В детсад я ходила очень редко: постоянно болела ОРВИ. Родители днем были на работе. Сестры учились в разные смены, я оставалась с ними. Был период, когда одной уже надо было уходить в школу, а другая еще не пришла после уроков. Около часа я была одна дома, стояла на окне и ждала. Помню, как страшно было повернуться и посмотреть на дверь комнаты. Что-то темное, подвижное, бесформенное могло меня там ждать, могло появиться там, как только я оглянусь. Пока я не смотрю на дверь и не думаю о нем, его не существует. Я не отводила глаз от дороги во дворе и старалась переключить внимание.

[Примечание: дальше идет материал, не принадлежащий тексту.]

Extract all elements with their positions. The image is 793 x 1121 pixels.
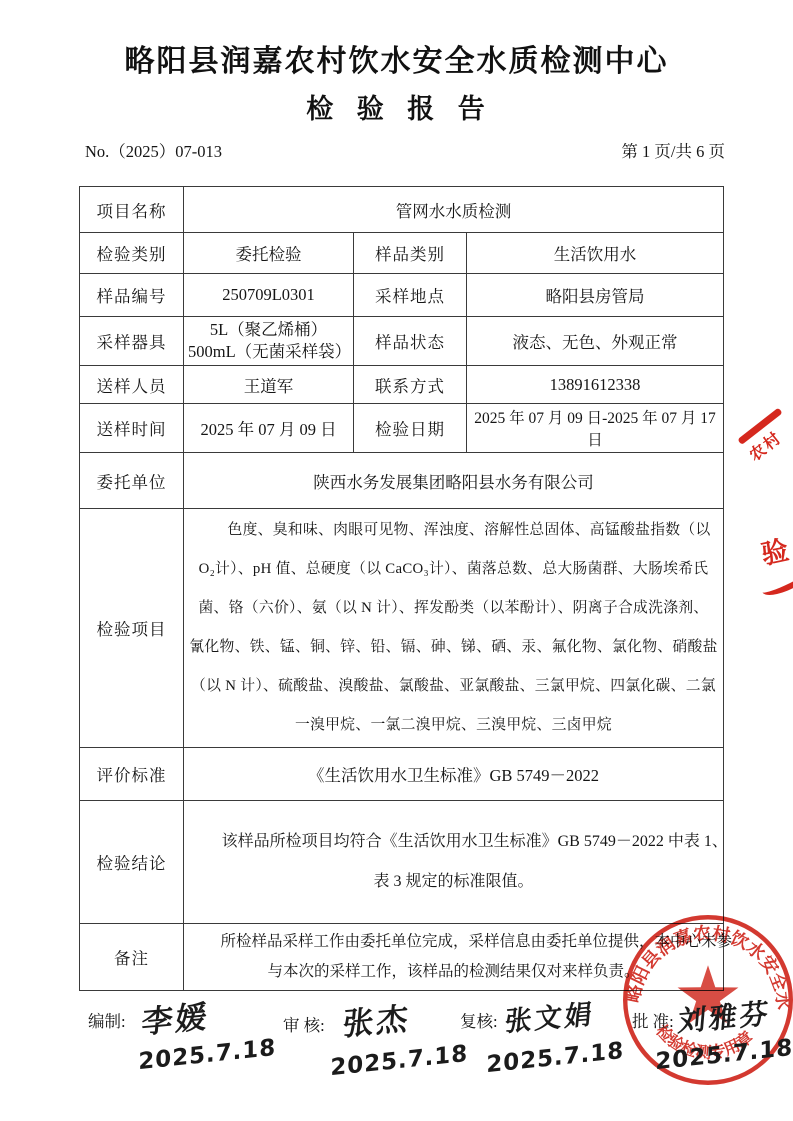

Я часто играла с сестрой Полей в куклы. Она сделала из картонной коробки для меня театр и показывала представления; она читала мне сказки и следила за мной во дворе; я рисовала рядом, когда она делала уроки; рисовала в ее тетрадях, когда ее не было дома; я приходила к ней спать, когда не хотелось одной. Но иногда мы ссорились. Когда Поля на меня обижалась или вредничала, я грозила рассказать все маме. Она предлагала поиграть со мной в обмен на молчание. Соглашаясь, я знала, что расскажу. Я хитрила.
Поля хорошо относилась к моему отцу, она старалась заслужить его любовь. Пьяный, вечером он давал ей деньги, а наутро просил дать ему эти деньги в долг.
Старшая Алина была с гордым и независимым характером. Она с ранних лет спорила и шла наперекор мнению родителей. Мама и Алина часто ругались. Я мучила нашу кошку Мурку; один раз отрезала ножницами Мурке усы; таскала ее за хвост и за ноги; гладила против шерсти и крепко обнимала. Алина, защищая кошку, била меня. Отец ругал ее за это. Однажды он ее ударил. После этого мама окончательно решила развестись с ним. Отец потребовал разделить четырехкомнатную квартиру пополам. Она согласилась, лишь бы разъехаться.
Это случилось в 1991 году. Развал СССР – танки больше не нужны – завод закрыли. Мои родители развелись, разъехались и остались без работы одновременно. Оба начали сильно пить. Бабка приносила нам продукты. Старшая сестра поступила в кулинарный техникум, затем работала где-то в общепите и приносила домой масло, муку. Мы пекли лепёшки.
Было тяжелое время. Мама находила работу то сторожем в детском саду, то уборщицей в школе. Но работала она недолго – уходила в запой дней на 10, пропадала из дома, прогуливала работу, ее увольняли.
Отец первое время надеялся найти работу директором магазина или начальником на производстве, но не мог. Пережив разочарование, он устроился плотником на фабрику мебели. Изредка я приходила к нему на работу. Однажды он захотел выпилить для меня кубики из бруса. Он был выпивший, что-то пошло не так, и он отрубил себе фалангу пальца. Он запаниковал и попросил меня срочно уходить. Было страшно за него. После этого его уволили. Когда мама не пила и дома было что кушать, я, как Красная Шапочка, несла папе литровую банку горячего супа, заботливо обернутую в полотенце. Идти было минут 20. Я успевала принести суп теплым. Папа играл со мной в шашки и обещал научить играть в шахматы. Когда-то он был призером турнира по шахматам. А теперь с соседом ездил на городскую свалку и искал там продукты, выброшенные магазинами. Помню почерневшие бананы. Он сказал мне, что иногда магазины выбрасывают непрезентабельные товары, у которых плохой внешний вид, но они не испорчены. Потом ему дали пенсию по инвалидности.
Летом я гуляла во дворе. Играла с детьми. Мне запомнилась одна девочка, старше меня на несколько лет. Ее отец работал в милиции. Она производила необычное впечатление благополучного ребенка. Это манило к ней. Было очень любопытно, как она живёт. Она играла с нами в игру, командовала нами, мы выполняли ее задания. Поначалу это было весело. Но потом двум другим девочкам стало скучно. А у меня возникло чувство личной преданности, как у солдата на войне. Мне было обидно, что те девочки не хотели дальше играть. А она хвалила меня за то, что я самая послушная. Это приятное чувство, когда у тебя есть человек, которому ты предан.
Началась школа. Лет с шести я умела читать, писать, складывать и вычитать столбиком. В первом классе учительнице быстро надоело, что я тяну руку на все ее вопросы. Она сказала, что знает, что я все знаю. Она попросила меня не тянуть руку. А если я хочу в туалет, то самой вставать и выходить. Это было неприятно. Знать ответ и молчать. Было скучно сидеть на уроке и ничего не делать. Я наблюдала, как другие тянут руки и отвечают часто неправильно или не могут ответить, когда их спрашивают. Это вызывало во мне чувство моей исключительности, обособленности.